Three congregations provided church with some 100 pastors

When it comes to preparing people for church leadership, some congregations stand out as "pastor factories," if you will. Three churches alone have collectively laun­­ched nearly 120 sons and daughters into ordained and lay ministry: pastors, missionaries, deaconesses, diaconal ministers, associates in ministry, professors, administrators and communicators.

These three congregations don't have much in common, yet there must be something shared in the water — baptismal water, that is. Promises made at the font have propelled many of their offspring into ministry. What are their secrets?

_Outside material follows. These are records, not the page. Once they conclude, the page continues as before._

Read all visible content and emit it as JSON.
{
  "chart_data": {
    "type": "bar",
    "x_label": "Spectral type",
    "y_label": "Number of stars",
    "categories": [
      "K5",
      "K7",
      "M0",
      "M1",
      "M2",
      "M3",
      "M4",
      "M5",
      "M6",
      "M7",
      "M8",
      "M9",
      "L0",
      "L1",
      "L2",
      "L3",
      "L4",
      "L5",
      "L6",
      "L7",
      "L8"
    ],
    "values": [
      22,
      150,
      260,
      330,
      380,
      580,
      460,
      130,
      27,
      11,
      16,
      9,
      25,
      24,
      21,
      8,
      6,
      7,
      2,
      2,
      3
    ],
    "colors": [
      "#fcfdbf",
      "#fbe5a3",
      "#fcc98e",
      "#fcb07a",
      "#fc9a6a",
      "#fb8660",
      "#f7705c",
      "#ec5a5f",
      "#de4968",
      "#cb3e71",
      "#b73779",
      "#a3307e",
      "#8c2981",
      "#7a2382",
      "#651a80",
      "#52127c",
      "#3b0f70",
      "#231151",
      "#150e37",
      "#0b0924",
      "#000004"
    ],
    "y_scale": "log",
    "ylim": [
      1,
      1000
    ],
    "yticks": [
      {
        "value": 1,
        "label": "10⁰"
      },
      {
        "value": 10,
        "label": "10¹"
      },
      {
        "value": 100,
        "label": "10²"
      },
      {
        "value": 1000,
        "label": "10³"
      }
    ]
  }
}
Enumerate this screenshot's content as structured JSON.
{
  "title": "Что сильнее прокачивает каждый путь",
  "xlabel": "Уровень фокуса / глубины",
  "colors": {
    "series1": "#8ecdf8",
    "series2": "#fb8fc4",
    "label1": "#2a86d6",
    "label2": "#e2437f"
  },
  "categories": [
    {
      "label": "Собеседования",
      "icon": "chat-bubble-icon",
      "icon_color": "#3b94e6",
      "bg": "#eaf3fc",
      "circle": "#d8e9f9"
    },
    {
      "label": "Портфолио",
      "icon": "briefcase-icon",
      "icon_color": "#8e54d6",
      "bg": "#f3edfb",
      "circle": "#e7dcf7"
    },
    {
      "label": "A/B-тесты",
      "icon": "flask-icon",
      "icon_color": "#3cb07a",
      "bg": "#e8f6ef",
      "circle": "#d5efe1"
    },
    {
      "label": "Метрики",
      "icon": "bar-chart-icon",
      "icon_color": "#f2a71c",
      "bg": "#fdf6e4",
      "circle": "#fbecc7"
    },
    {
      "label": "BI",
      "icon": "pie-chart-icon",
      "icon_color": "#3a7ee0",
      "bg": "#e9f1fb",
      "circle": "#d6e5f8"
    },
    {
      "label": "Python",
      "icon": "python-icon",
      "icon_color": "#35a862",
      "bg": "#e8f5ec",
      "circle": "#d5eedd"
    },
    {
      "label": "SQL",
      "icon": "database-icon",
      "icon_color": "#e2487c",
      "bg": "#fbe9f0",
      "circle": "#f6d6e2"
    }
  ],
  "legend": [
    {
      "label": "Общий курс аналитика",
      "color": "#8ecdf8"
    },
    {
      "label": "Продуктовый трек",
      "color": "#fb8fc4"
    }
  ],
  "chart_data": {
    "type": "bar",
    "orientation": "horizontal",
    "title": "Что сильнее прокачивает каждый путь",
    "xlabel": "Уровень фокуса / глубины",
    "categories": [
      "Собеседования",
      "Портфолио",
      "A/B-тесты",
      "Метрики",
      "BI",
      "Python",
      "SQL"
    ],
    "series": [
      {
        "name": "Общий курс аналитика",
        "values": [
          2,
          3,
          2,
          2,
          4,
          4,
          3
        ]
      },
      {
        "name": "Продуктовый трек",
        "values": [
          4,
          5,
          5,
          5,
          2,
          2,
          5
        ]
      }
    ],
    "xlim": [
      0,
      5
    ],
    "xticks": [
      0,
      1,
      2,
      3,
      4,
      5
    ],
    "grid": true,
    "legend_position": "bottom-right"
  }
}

Like other pastors, Judith Delgado
Like other pastors, Judith Delgado (second from left) was drawn into ordained ministry because of the influence of her congregation — Trinity, Brooklyn, N.Y., and people like Socorro Valenzuela (left), Anglie Polanco and baby Zuheidi, and Ivonne Davila, former members. Delgado serves St. Peter in the Bronx Lutheran.

Country church

In the heart of Iowa sits Gowrie, population 1,000. A big blue sky, lush green ground and the assurance of fertile black soil center the people of Zion Evangelical Lutheran, recalling a time when the church was the center of social networking. At the edge of the town sits the sturdy brick building that houses the congregation, which was formed in the late 1880s. Since then, Zion has reared some 27 sons and daughters into ministry.

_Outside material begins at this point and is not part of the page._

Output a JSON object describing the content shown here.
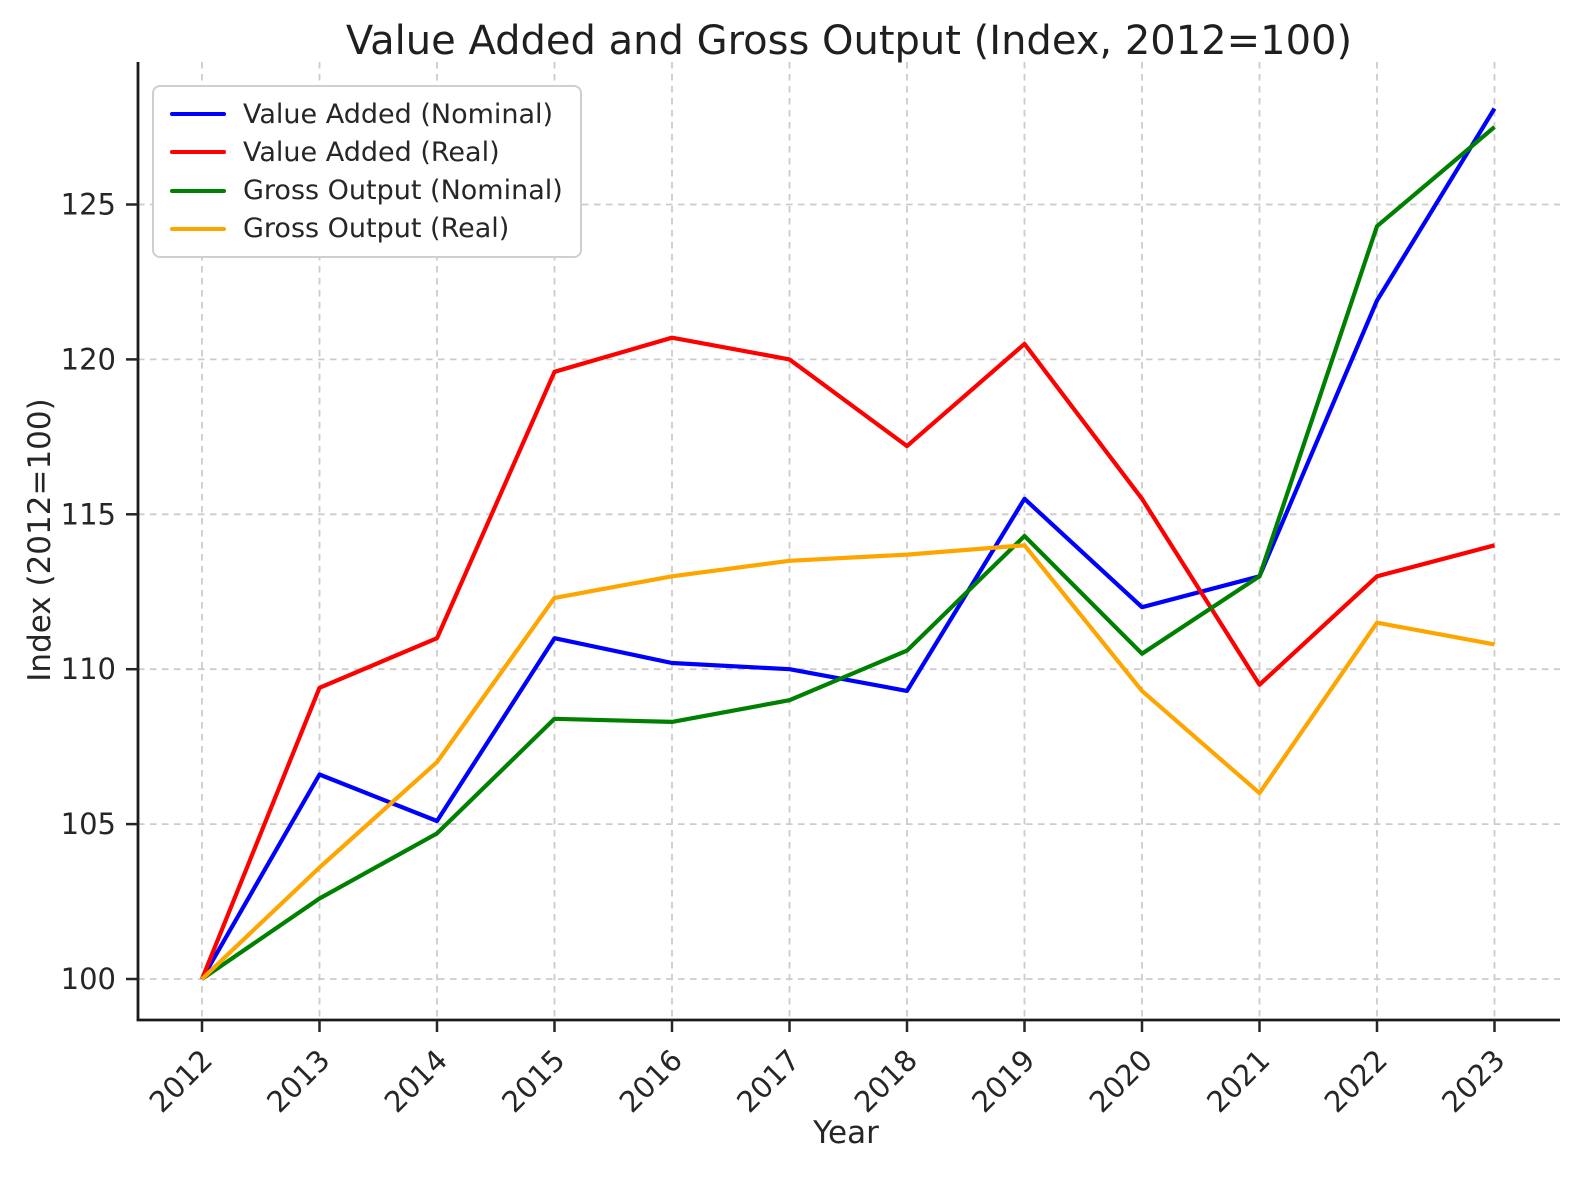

"One of the wonderful things about Zion is that there were so many active lay leaders, farmers, storekeepers," said Barbara Lundblad, who in 1980 was the 21st person and first woman from the parish to be ordained. Today the author, preacher and professor at Union Theological Seminary, New York, attributes her early faith development to growing up at Zion. "The church was a place where we loved to be," she said.

Lundblad described Luther League as the social venue, and a feeling of welcome and respect from the adults. People didn't have negative feelings toward the church, she said. And even in this rural Midwest community, there was an awareness that Zion wasn't in isolation. "We also had a sense of the larger church," she said. "We knew where the missionaries were serving. I remember the pin tacks on the maps. We [kids] thought maybe one day we would be [missionaries]."

Today, Zion is a leader in developing an ecumenical consortium of area rural churches called Countryside Ministry that will share resources and outreach.